A handful of inbound business conversations started that hadn't been on her radar before. One was from an investor she'd been trying to get a meeting with for two years, who'd seen her cornerstone article and reached out directly.
She didn't grow her follower count dramatically. She didn't try to. The growth that mattered was qualitative. The audience returning to her feed was the audience she actually wanted there.
Why it worked
Narrowing was her competitive advantage. Broadening would have buried her.

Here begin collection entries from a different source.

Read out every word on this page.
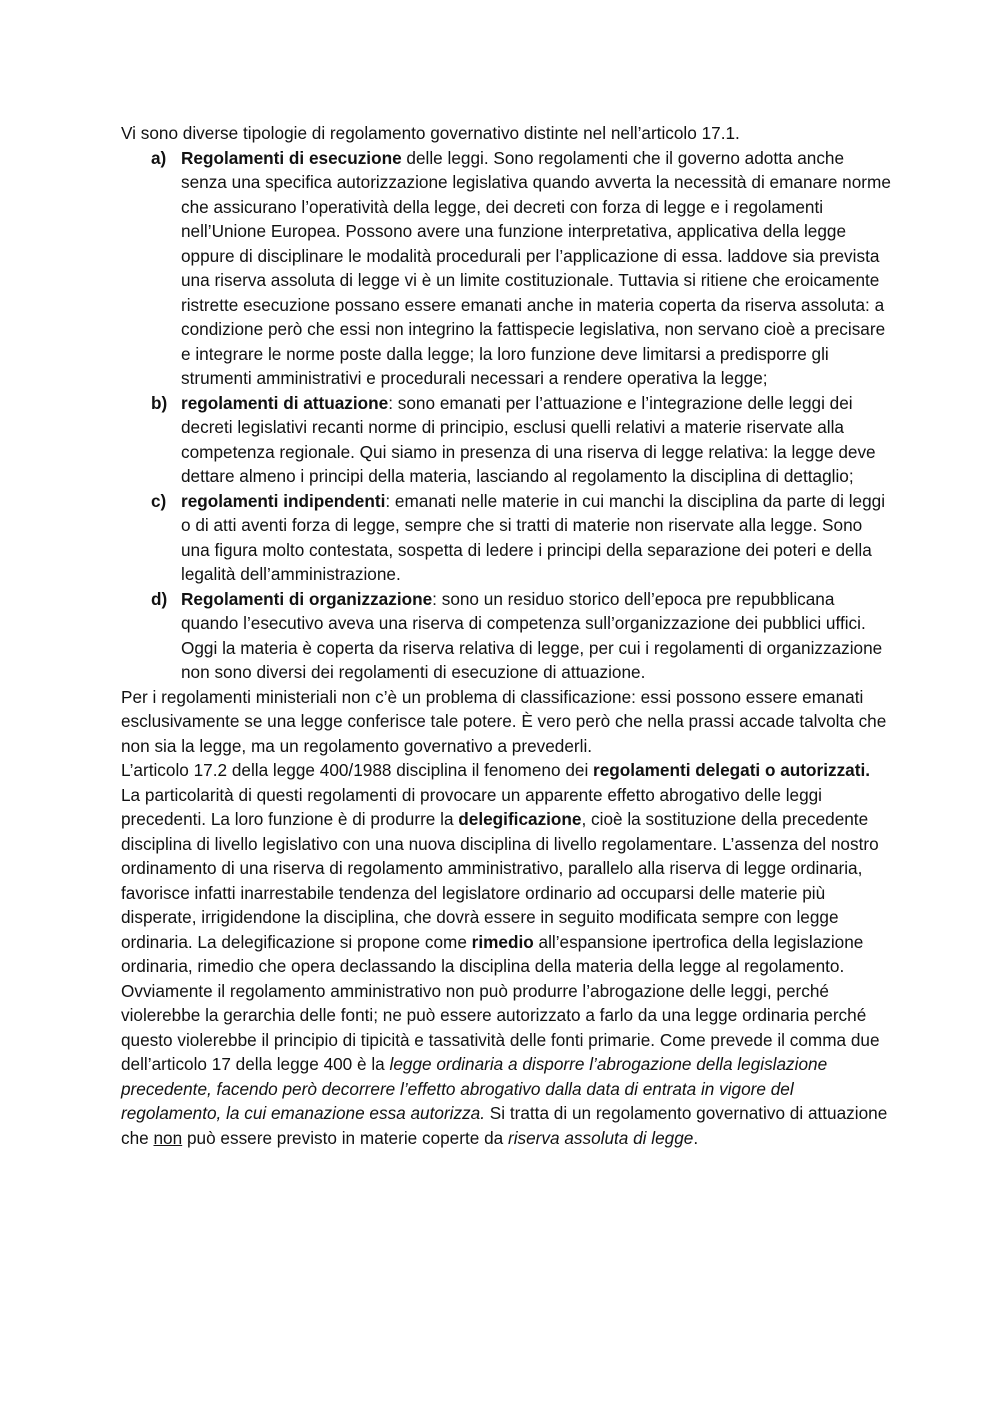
Vi sono diverse tipologie di regolamento governativo distinte nel nell’articolo 17.1.

a) Regolamenti di esecuzione delle leggi. Sono regolamenti che il governo adotta anche senza una specifica autorizzazione legislativa quando avverta la necessità di emanare norme che assicurano l’operatività della legge, dei decreti con forza di legge e i regolamenti nell’Unione Europea. Possono avere una funzione interpretativa, applicativa della legge oppure di disciplinare le modalità procedurali per l’applicazione di essa. laddove sia prevista una riserva assoluta di legge vi è un limite costituzionale. Tuttavia si ritiene che eroicamente ristrette esecuzione possano essere emanati anche in materia coperta da riserva assoluta: a condizione però che essi non integrino la fattispecie legislativa, non servano cioè a precisare e integrare le norme poste dalla legge; la loro funzione deve limitarsi a predisporre gli strumenti amministrativi e procedurali necessari a rendere operativa la legge;
b) regolamenti di attuazione: sono emanati per l’attuazione e l’integrazione delle leggi dei decreti legislativi recanti norme di principio, esclusi quelli relativi a materie riservate alla competenza regionale. Qui siamo in presenza di una riserva di legge relativa: la legge deve dettare almeno i principi della materia, lasciando al regolamento la disciplina di dettaglio;
c) regolamenti indipendenti: emanati nelle materie in cui manchi la disciplina da parte di leggi o di atti aventi forza di legge, sempre che si tratti di materie non riservate alla legge. Sono una figura molto contestata, sospetta di ledere i principi della separazione dei poteri e della legalità dell’amministrazione.
d) Regolamenti di organizzazione: sono un residuo storico dell’epoca pre repubblicana quando l’esecutivo aveva una riserva di competenza sull’organizzazione dei pubblici uffici. Oggi la materia è coperta da riserva relativa di legge, per cui i regolamenti di organizzazione non sono diversi dei regolamenti di esecuzione di attuazione.

Per i regolamenti ministeriali non c’è un problema di classificazione: essi possono essere emanati esclusivamente se una legge conferisce tale potere. È vero però che nella prassi accade talvolta che non sia la legge, ma un regolamento governativo a prevederli.

L’articolo 17.2 della legge 400/1988 disciplina il fenomeno dei regolamenti delegati o autorizzati. La particolarità di questi regolamenti di provocare un apparente effetto abrogativo delle leggi precedenti. La loro funzione è di produrre la delegificazione, cioè la sostituzione della precedente disciplina di livello legislativo con una nuova disciplina di livello regolamentare. L’assenza del nostro ordinamento di una riserva di regolamento amministrativo, parallelo alla riserva di legge ordinaria, favorisce infatti inarrestabile tendenza del legislatore ordinario ad occuparsi delle materie più disperate, irrigidendone la disciplina, che dovrà essere in seguito modificata sempre con legge ordinaria. La delegificazione si propone come rimedio all’espansione ipertrofica della legislazione ordinaria, rimedio che opera declassando la disciplina della materia della legge al regolamento. Ovviamente il regolamento amministrativo non può produrre l’abrogazione delle leggi, perché violerebbe la gerarchia delle fonti; ne può essere autorizzato a farlo da una legge ordinaria perché questo violerebbe il principio di tipicità e tassatività delle fonti primarie. Come prevede il comma due dell’articolo 17 della legge 400 è la legge ordinaria a disporre l’abrogazione della legislazione precedente, facendo però decorrere l’effetto abrogativo dalla data di entrata in vigore del regolamento, la cui emanazione essa autorizza. Si tratta di un regolamento governativo di attuazione che non può essere previsto in materie coperte da riserva assoluta di legge.
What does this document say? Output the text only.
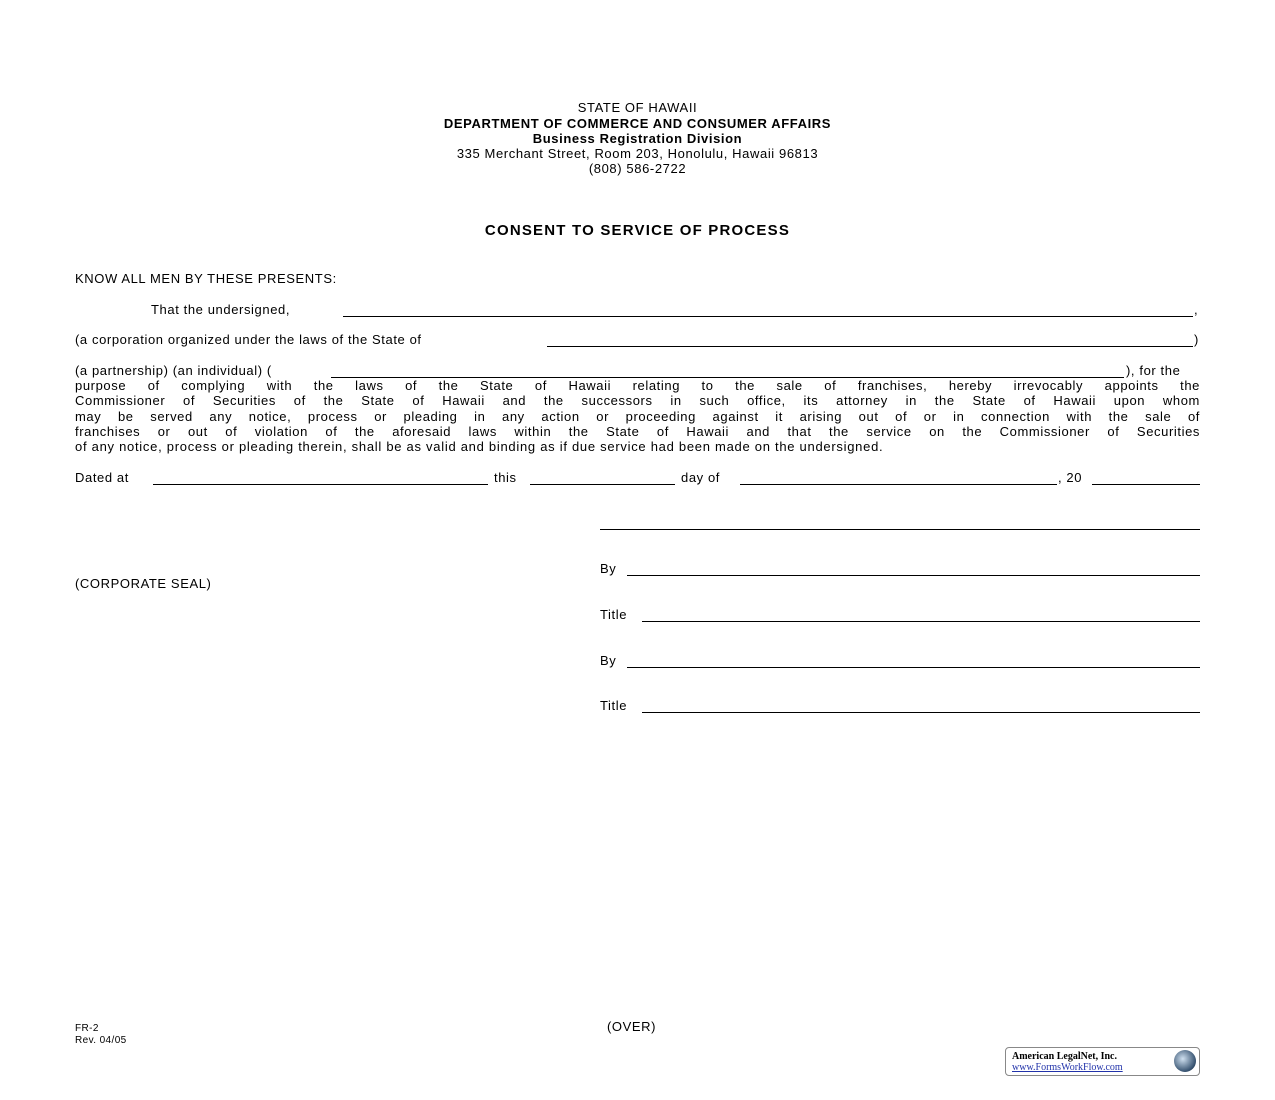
STATE OF HAWAII
DEPARTMENT OF COMMERCE AND CONSUMER AFFAIRS
Business Registration Division
335 Merchant Street, Room 203, Honolulu, Hawaii 96813
(808) 586-2722
CONSENT TO SERVICE OF PROCESS
KNOW ALL MEN BY THESE PRESENTS:
That the undersigned,	,
(a corporation organized under the laws of the State of	)
(a partnership) (an individual) (	), for the
purpose of complying with the laws of the State of Hawaii relating to the sale of franchises, hereby irrevocably appoints the
Commissioner of Securities of the State of Hawaii and the successors in such office, its attorney in the State of Hawaii upon whom
may be served any notice, process or pleading in any action or proceeding against it arising out of or in connection with the sale of
franchises or out of violation of the aforesaid laws within the State of Hawaii and that the service on the Commissioner of Securities
of any notice, process or pleading therein, shall be as valid and binding as if due service had been made on the undersigned.
Dated at	this	day of	, 20
(CORPORATE SEAL)
By
Title
By
Title
FR-2
Rev. 04/05
(OVER)
American LegalNet, Inc.
www.FormsWorkFlow.com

Most senior operators try to cast a wide net on LinkedIn because they're worried about missing opportunities. Casting wide makes them invisible. The math is counterintuitive. In a category where ten thousand people are commenting on "AI," being one of fifty people commenting on "physical AI deployment specifically" is structurally better. The audience for "AI" is enormous. The audience for "physical AI deployment specifically" is the audience that matters.
The Expert Interview surfaced what she'd been hiding because she didn't realize she was hiding it. She'd assumed her operational experience was background context. We treated it as the foreground. That shift from background to foreground was the entire repositioning.
The voice work mattered, too. If we'd written the content but kept it in the broad AI register, the narrowing wouldn't have landed. Voice fidelity made the narrow positioning credible. The posts had to sound like an operator describing operational reality, not an outsider commenting on the field.
She still posts about broader AI topics occasionally. The difference is that those posts now reference her physical AI experience as the lens. Everything is anchored. Nothing floats.